The Association of the United States Army 2018 annual meeting took place in Washington, D.C. last week. It is the largest landpower exposition and professional development forum in North America.

I wasn’t in attendance, but did get to watch the many livestreams taking place throughout the week.

My social media feeds were filled with pictures of Army friends reuniting and takeaways from a variety of different sessions, from family forums to the recent struggle Army families have faced as they experienced a permanent change of station.

Each session was filled with many takeaways.

AUSA is the United States Army’s professional association. It is the voice for the Army on Capitol Hill and it offers support for soldiers and families.

The numbers stack up like this: There were approximately 30,000 attendees and more than 700 exhibitors from more than 100 different countries.

I was particularly interested in the family forum discussions. It made it extra special because our very own III Corps commander’s spouse, Dr. Beth Funk, was a member of the panel.

First of all this made me so proud. It made me proud for many reasons — Funk is a shining example for military spouses, a long-time educator and now business owner here in Killeen. She is forever giving back to the community and supporting service members and their families.

Fort Hood and our families were proudly represented.

Funk discussed the importance of social connectivity. I found this topic extremely interesting because technology has helped us find ways to connect with a wider audience as a military spouses, family readiness group leaders and board members. This is a valuable tool in our toolbox.

Something struck me as Funk was discussing the social support and the opportunities and challenges that come with connecting on a digital level. We spend a lot of time making sure we are getting the information disseminated on so many different channels and platforms.

As military spouses, our lives are busy — work, families, military obligations, school requirements and maybe just a little bit of time for ourselves. With all of that, it seems like there isn’t enough time in a day or a week to connect face-to-face with our military spouse peers and pals.

Listening to Funk, it was a great reminder for me to make sure we are building meaningful relationships as we continue to find ways to enhance the way we connect and provide support and information for each other.

The conversation shifted to the importance of our community and the connection we have with the people and places outside of our gates. For me, that brought our Good Neighbors to the forefront of my thoughts.
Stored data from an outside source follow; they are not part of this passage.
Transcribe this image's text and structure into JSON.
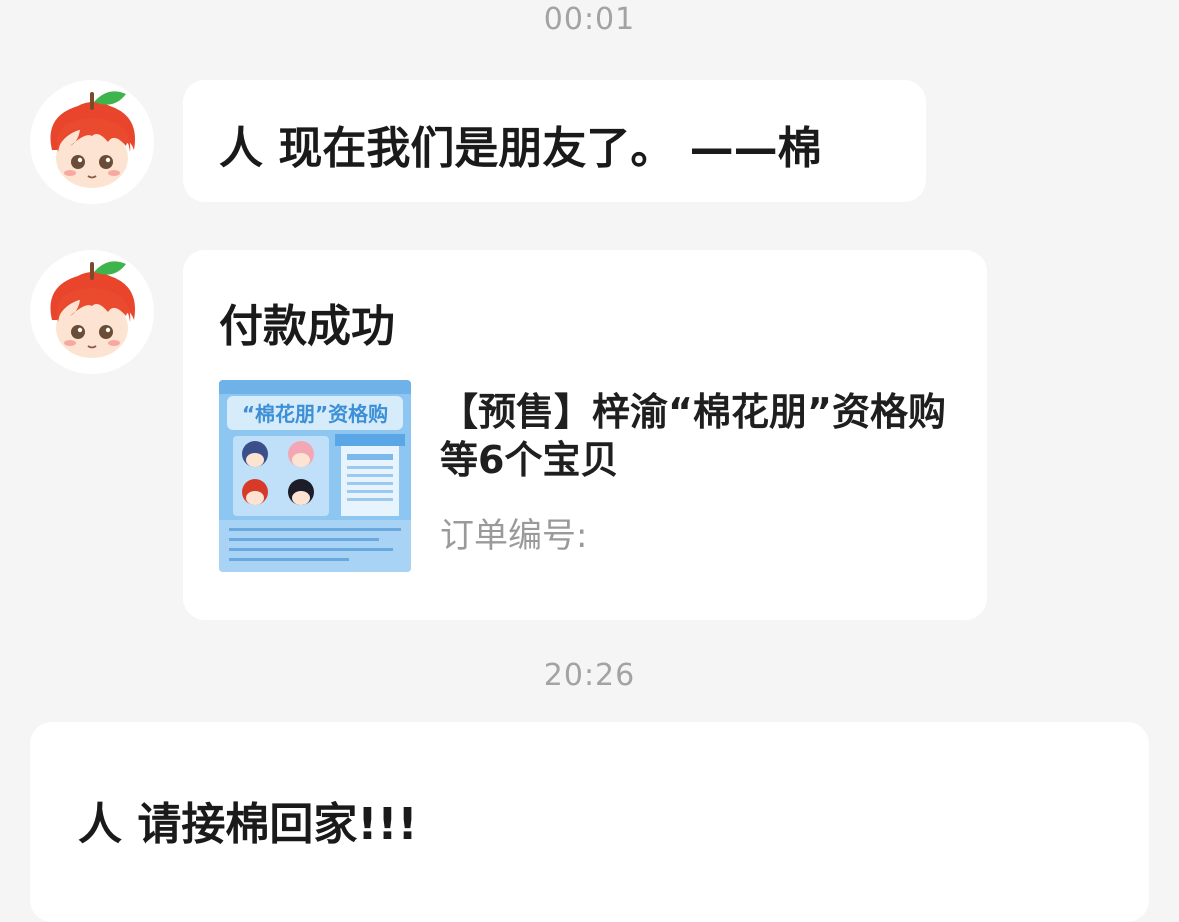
{
  "timestamps": [
    "00:01",
    "20:26"
  ],
  "messages": {
    "m1": {
      "text": "人 现在我们是朋友了。  ——棉"
    },
    "m2": {
      "title": "付款成功",
      "thumb_title": "“棉花朋”资格购",
      "product_title": "【预售】梓渝“棉花朋”资格购等6个宝贝",
      "order_label": "订单编号:"
    },
    "m3": {
      "text": "人 请接棉回家!!!"
    }
  },
  "avatar_icon": "chibi-apple-avatar-icon",
  "colors": {
    "background": "#f5f5f5",
    "bubble": "#ffffff",
    "timestamp": "#a3a3a3",
    "thumb_blue": "#8ec6f2"
  }
}
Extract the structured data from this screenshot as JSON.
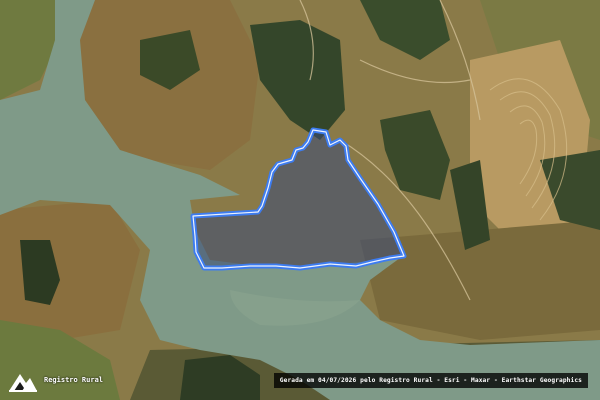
{
  "map": {
    "style": "satellite",
    "colors": {
      "water": "#7f9a88",
      "farmland": "#a08850",
      "forest": "#3c4e2a",
      "boundary_stroke": "#3d7cf0",
      "boundary_fill": "#3a4a78"
    }
  },
  "brand": {
    "name": "Registro Rural",
    "icon": "registro-rural-logo"
  },
  "attribution": "Gerada em 04/07/2026 pelo Registro Rural - Esri - Maxar - Earthstar Geographics"
}
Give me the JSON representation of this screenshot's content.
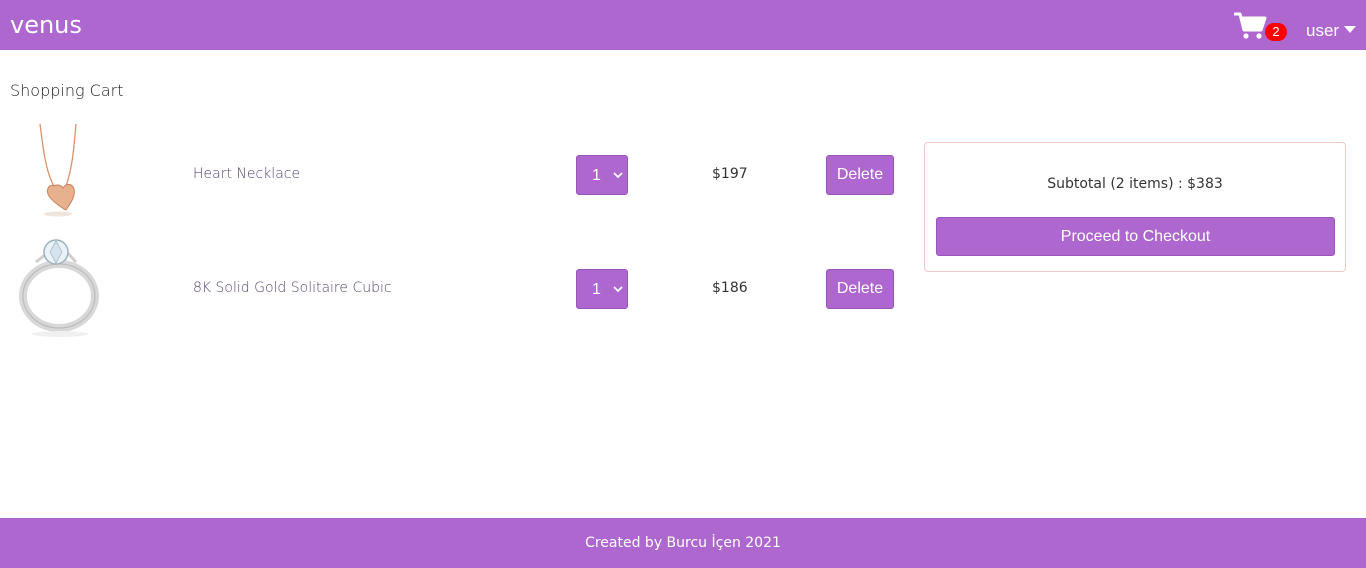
{
  "header": {
    "brand": "venus",
    "cart_count": "2",
    "user_label": "user",
    "background_color": "#ad67cf"
  },
  "cart": {
    "title": "Shopping Cart",
    "items": [
      {
        "name": "Heart Necklace",
        "quantity": "1",
        "price": "$197",
        "delete_label": "Delete",
        "image": "heart-necklace-image"
      },
      {
        "name": "8K Solid Gold Solitaire Cubic",
        "quantity": "1",
        "price": "$186",
        "delete_label": "Delete",
        "image": "solitaire-ring-image"
      }
    ]
  },
  "summary": {
    "subtotal": "Subtotal (2 items) : $383",
    "checkout_label": "Proceed to Checkout"
  },
  "footer": {
    "text": "Created by Burcu İçen 2021"
  },
  "colors": {
    "accent": "#ad67cf",
    "badge": "#ff0000"
  }
}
Our “Good Neighbors” are simpleythe best neighbors. They drop everything at a moments notice to jump in and help get ready for a deployment or homecoming. They are there to welcome our returning service members with open arms and big smiles. They show up to every event happily. They donate not only their time and money, but their experience. They are instrumental in the connections we keep with each other and our surrounding community.

I can’t remember a time that I attended an event, from color casing to promotion ceremonies, homecomings to changes of command, that our Good Neighbors weren’t front and center. Some are retired military, some with family members who are veterans, others just huge supporters of the sacrifice service members and their families make for this great nation.

Without the support and connections of our fellow military family members and Good Neighbors, we would not be the same. We must continue to remain committed to building and growing these meaningful relationships.

Reena O’Brien is a military spouse and Herald correspondent. She lives on Fort Hood.